Learned: After the unit, students might record their newfound knowledge like “We use Present Perfect to talk about experiences when the time is not important”, “Present Perfect is used when the action has an impact on the present moment, whereas Simple Past is used when the action is completed and has no connection with the present”, or “We form negative sentences by adding ‘not’ after ‘has/have’, and we form questions by changing the order of the subject and ‘has/have’”.
5. Social Studies Example for Middle School: Understanding Democracy
Understanding the fundamentals of democracy is a cornerstone of social studies education.

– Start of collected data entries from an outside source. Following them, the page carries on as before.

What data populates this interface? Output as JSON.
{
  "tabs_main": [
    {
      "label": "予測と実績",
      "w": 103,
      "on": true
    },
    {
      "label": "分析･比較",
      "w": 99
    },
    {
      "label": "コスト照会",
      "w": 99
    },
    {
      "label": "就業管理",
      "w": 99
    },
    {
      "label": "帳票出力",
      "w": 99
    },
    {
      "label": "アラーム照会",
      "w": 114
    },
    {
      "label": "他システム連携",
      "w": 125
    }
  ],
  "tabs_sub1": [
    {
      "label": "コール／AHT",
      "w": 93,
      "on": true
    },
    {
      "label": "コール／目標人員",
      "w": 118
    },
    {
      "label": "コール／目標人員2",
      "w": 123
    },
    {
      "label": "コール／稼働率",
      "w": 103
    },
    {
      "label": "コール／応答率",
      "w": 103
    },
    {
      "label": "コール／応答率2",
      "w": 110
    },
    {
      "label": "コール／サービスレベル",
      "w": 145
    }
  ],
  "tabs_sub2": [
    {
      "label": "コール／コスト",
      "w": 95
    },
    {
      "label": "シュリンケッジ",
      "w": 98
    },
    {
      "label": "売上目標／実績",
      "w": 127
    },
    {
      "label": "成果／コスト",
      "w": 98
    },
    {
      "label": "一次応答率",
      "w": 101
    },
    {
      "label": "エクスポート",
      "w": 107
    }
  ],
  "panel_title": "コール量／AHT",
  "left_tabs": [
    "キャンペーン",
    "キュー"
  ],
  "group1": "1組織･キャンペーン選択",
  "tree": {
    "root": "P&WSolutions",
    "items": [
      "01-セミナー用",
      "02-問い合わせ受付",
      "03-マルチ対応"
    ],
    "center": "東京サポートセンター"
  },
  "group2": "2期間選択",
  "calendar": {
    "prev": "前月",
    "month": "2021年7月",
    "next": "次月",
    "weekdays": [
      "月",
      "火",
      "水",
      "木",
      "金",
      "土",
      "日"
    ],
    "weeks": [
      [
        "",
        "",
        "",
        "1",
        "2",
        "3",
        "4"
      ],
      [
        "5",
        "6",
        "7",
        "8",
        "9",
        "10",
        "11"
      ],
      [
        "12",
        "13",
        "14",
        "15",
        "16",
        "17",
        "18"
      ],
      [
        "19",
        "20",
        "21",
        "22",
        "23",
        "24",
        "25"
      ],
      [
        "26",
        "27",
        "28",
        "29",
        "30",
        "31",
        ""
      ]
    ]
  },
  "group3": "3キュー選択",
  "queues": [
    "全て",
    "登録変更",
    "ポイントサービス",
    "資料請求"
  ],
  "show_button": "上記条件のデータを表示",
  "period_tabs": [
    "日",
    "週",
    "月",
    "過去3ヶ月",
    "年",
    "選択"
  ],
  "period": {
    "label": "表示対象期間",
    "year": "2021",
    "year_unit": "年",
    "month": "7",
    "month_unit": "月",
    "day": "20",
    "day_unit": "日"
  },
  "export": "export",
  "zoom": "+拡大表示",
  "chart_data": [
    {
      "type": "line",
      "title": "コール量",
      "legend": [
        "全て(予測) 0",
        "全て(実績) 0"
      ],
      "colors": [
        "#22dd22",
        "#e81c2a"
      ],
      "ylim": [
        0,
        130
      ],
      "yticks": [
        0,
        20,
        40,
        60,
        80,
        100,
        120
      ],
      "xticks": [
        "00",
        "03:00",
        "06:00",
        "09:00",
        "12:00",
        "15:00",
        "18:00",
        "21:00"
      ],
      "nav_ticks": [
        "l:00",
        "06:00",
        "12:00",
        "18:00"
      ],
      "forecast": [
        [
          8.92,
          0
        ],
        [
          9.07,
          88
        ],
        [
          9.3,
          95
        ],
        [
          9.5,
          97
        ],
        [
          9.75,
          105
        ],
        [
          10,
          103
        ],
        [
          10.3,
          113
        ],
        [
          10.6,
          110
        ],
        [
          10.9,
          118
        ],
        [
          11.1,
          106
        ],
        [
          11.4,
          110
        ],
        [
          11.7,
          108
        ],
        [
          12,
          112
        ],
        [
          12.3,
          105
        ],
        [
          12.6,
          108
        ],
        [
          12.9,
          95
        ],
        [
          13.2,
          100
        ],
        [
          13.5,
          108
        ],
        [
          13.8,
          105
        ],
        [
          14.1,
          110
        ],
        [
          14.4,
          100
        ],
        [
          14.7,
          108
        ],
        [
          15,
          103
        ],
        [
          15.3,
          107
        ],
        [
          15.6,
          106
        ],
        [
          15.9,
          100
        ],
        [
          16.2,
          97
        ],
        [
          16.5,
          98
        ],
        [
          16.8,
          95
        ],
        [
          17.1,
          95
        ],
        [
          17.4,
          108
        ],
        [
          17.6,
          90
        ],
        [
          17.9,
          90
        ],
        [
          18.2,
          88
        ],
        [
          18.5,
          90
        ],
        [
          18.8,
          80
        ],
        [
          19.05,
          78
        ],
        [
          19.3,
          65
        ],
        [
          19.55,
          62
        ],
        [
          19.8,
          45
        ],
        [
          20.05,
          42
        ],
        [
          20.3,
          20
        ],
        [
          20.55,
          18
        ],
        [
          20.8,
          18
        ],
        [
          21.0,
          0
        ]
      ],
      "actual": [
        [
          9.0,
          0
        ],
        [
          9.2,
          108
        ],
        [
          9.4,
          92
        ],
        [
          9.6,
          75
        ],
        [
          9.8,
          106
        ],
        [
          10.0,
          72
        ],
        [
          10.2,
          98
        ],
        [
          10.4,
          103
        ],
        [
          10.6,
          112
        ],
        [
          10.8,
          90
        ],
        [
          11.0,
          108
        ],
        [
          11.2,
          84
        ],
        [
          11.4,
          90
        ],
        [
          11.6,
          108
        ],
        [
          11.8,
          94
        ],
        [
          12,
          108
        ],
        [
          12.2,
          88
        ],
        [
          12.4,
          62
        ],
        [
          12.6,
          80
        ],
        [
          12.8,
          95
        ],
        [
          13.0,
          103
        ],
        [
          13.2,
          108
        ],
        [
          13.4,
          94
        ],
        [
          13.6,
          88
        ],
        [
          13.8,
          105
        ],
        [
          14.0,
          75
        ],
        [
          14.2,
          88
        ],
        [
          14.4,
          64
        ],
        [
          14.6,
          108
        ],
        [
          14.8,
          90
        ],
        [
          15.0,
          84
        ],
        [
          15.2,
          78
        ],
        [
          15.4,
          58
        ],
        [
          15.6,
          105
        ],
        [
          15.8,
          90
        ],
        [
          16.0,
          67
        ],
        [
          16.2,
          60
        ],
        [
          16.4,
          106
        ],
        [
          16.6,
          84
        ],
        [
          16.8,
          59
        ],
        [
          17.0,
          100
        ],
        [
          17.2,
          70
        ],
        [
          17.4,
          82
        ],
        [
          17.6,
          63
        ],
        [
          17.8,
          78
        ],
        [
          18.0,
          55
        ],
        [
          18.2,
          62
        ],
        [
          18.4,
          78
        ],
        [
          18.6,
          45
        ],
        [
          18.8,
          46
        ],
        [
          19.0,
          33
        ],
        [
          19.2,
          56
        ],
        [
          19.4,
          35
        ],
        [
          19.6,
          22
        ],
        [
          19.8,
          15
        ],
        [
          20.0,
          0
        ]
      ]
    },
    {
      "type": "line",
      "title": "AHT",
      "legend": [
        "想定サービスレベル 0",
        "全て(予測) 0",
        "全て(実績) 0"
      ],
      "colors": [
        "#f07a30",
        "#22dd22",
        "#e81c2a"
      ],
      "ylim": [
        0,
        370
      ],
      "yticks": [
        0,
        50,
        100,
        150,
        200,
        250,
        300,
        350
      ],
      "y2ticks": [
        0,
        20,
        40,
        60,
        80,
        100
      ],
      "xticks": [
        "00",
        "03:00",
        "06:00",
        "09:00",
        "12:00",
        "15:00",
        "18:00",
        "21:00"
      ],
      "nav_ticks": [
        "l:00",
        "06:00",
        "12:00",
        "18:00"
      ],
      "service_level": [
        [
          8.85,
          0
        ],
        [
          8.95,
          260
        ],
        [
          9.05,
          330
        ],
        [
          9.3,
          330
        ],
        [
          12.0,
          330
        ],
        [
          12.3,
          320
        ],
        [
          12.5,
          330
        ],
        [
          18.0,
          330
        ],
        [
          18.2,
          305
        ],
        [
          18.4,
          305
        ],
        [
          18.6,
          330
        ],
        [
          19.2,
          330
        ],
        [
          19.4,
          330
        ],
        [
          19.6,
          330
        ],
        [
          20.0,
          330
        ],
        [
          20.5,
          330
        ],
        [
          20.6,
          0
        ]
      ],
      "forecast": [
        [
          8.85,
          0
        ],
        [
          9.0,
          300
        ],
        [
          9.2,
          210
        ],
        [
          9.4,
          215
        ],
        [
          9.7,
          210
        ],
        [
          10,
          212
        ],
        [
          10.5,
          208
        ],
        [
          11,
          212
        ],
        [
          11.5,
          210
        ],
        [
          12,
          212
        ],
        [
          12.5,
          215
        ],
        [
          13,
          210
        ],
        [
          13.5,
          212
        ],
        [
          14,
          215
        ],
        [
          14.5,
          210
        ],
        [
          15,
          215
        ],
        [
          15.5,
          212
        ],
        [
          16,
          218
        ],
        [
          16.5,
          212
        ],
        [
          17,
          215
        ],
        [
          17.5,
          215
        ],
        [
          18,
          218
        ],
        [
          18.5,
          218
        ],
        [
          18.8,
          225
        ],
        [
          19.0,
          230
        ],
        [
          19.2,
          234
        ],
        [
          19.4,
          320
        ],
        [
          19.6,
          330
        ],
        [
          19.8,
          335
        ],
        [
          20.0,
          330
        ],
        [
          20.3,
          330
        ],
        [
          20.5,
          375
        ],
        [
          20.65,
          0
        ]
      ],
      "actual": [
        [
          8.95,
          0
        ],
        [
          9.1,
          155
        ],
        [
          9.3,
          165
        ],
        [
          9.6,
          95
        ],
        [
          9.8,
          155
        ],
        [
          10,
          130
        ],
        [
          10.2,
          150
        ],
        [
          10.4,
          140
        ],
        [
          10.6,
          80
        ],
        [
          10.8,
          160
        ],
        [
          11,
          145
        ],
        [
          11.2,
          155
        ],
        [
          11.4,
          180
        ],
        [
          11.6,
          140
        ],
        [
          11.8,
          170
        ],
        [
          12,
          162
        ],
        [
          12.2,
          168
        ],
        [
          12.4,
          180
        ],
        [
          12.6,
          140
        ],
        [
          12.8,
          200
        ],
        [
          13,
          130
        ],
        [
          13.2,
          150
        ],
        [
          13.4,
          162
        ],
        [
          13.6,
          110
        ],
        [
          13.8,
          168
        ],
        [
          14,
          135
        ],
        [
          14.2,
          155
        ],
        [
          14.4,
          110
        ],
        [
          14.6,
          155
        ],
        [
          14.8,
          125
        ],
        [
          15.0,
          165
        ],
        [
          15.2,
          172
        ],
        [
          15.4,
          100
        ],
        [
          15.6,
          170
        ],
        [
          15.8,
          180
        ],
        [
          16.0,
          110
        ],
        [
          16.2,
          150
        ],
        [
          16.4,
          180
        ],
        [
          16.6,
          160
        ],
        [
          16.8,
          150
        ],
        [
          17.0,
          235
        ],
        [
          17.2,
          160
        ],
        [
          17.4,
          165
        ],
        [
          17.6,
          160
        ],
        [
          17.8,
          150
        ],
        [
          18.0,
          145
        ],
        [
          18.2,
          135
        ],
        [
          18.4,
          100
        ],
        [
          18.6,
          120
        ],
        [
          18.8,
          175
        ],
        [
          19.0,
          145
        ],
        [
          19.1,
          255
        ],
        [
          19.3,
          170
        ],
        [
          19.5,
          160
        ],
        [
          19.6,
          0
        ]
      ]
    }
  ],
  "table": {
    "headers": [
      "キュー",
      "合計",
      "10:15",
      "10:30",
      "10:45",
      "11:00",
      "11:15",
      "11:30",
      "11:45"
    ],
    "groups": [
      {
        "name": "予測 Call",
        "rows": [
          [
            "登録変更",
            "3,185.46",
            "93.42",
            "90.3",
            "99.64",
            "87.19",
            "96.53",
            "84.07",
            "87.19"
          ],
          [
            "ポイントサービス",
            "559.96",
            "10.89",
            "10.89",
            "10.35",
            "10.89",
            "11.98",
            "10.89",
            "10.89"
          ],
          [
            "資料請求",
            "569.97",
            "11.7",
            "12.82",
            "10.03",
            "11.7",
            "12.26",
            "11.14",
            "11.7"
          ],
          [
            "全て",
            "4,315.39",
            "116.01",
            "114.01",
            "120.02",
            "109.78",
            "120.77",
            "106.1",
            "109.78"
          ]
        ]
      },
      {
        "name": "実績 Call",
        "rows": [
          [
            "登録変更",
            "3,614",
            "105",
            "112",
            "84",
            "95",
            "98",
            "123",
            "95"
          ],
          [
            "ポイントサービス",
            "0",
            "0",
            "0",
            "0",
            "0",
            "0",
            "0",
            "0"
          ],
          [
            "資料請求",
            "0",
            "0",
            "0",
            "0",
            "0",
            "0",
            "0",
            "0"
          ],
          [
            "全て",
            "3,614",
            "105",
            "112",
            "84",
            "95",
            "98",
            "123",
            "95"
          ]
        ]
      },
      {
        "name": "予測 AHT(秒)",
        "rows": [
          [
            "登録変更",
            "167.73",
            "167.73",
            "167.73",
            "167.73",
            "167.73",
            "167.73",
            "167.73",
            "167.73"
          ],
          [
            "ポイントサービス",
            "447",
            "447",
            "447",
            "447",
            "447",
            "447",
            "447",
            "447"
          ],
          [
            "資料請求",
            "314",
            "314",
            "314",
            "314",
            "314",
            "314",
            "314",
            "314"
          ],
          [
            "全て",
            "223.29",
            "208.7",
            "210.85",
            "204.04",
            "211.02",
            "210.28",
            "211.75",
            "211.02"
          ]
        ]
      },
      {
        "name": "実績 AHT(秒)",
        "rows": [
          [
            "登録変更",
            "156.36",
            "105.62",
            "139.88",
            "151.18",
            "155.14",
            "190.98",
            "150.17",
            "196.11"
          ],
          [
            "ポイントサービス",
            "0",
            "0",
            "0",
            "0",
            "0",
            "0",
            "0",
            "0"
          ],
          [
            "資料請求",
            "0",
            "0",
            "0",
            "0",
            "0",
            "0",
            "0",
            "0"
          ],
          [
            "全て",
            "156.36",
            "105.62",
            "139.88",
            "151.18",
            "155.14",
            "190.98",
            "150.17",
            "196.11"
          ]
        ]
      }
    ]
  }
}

A KWL chart can facilitate students’ understanding of this complex topic:
Know: Students could write what they already understand about democracy, such as “Democracy means rule by the people”, or “In a democracy, citizens can vote”.
Want to Know: This might prompt questions like “What are the different forms of democracy?”, “How does a democratic government function?” or “What are the pros and cons of democracy?”
Learned: After the unit, students could record their learnings like “Democracy can be direct or representative”, “In a democratic government, citizens elect representatives who make laws”, or “While democracy allows for equal say and freedom of speech, it can also lead to slower decision-making due to differing opinions”.
6. Art Example for Elementary School: Learning About Picasso
Studying famous artists like Pablo Picasso can expose students to diverse artistic styles and the history of art. A KWL chart can guide this exploration:
Know: Students might share what they already know, such as “Picasso was a famous painter”, “He created unusual paintings with faces that look broken”.
Want to Know: This could prompt questions like “Why did Picasso paint faces like that?”, “What was his most famous painting?”, or “Did he make any other kind of art?”
Learned: After the unit, students could record their learnings like “Picasso had a period called ‘Cubism’ where he painted things from multiple viewpoints”, “One of his most famous paintings is ‘Guernica’”, or “Picasso also created sculptures and ceramics”.
7. Music Example for Middle School: Understanding Rhythm
Music class often involves more than just learning to play an instrument. Elements of music theory, such as rhythm, are also crucial. A KWL chart can assist with this:
Know: Students may list what they already know about rhythm, like “Rhythm is a pattern in music”, or “It’s about when you play the notes”.
Want to Know: This could generate questions such as “How do I read rhythm notation?”, “What is a time signature?” or “How does rhythm contribute to a song?”
Learned: After the unit, students might write their newfound understanding like “Rhythm notation shows the duration and timing of each note”, “A time signature indicates how many beats are in a measure”, or “Rhythm can make a song feel faster or slower and adds variety to music”.
8. Physical Education Example for High School: The Benefits of Regular Exercise
Physical education goes beyond the games played in class—it also fosters a lifelong understanding of the benefits of exercise. A KWL chart can help students understand this:
Know: Students might note what they already know, such as “Exercise can make you stronger”, “It can help you lose weight”.
Want to Know: This could lead to questions like “What are the benefits of regular exercise besides weight management?”, “How much exercise should I get every day?” or “What happens to our bodies when we exercise?”
Learned: After the unit, students might share their learnings, like “Regular exercise can also improve mood and boost energy”, “It’s recommended to get at least 30 minutes of moderate exercise most days”, or “When we exercise, our heart rate increases, we burn calories, and our muscles grow stronger”.
These examples further emphasize the flexibility of KWL charts across an even wider range of subjects. They serve as an excellent tool to stimulate curiosity, guide learning, and review and reinforce what has been learned.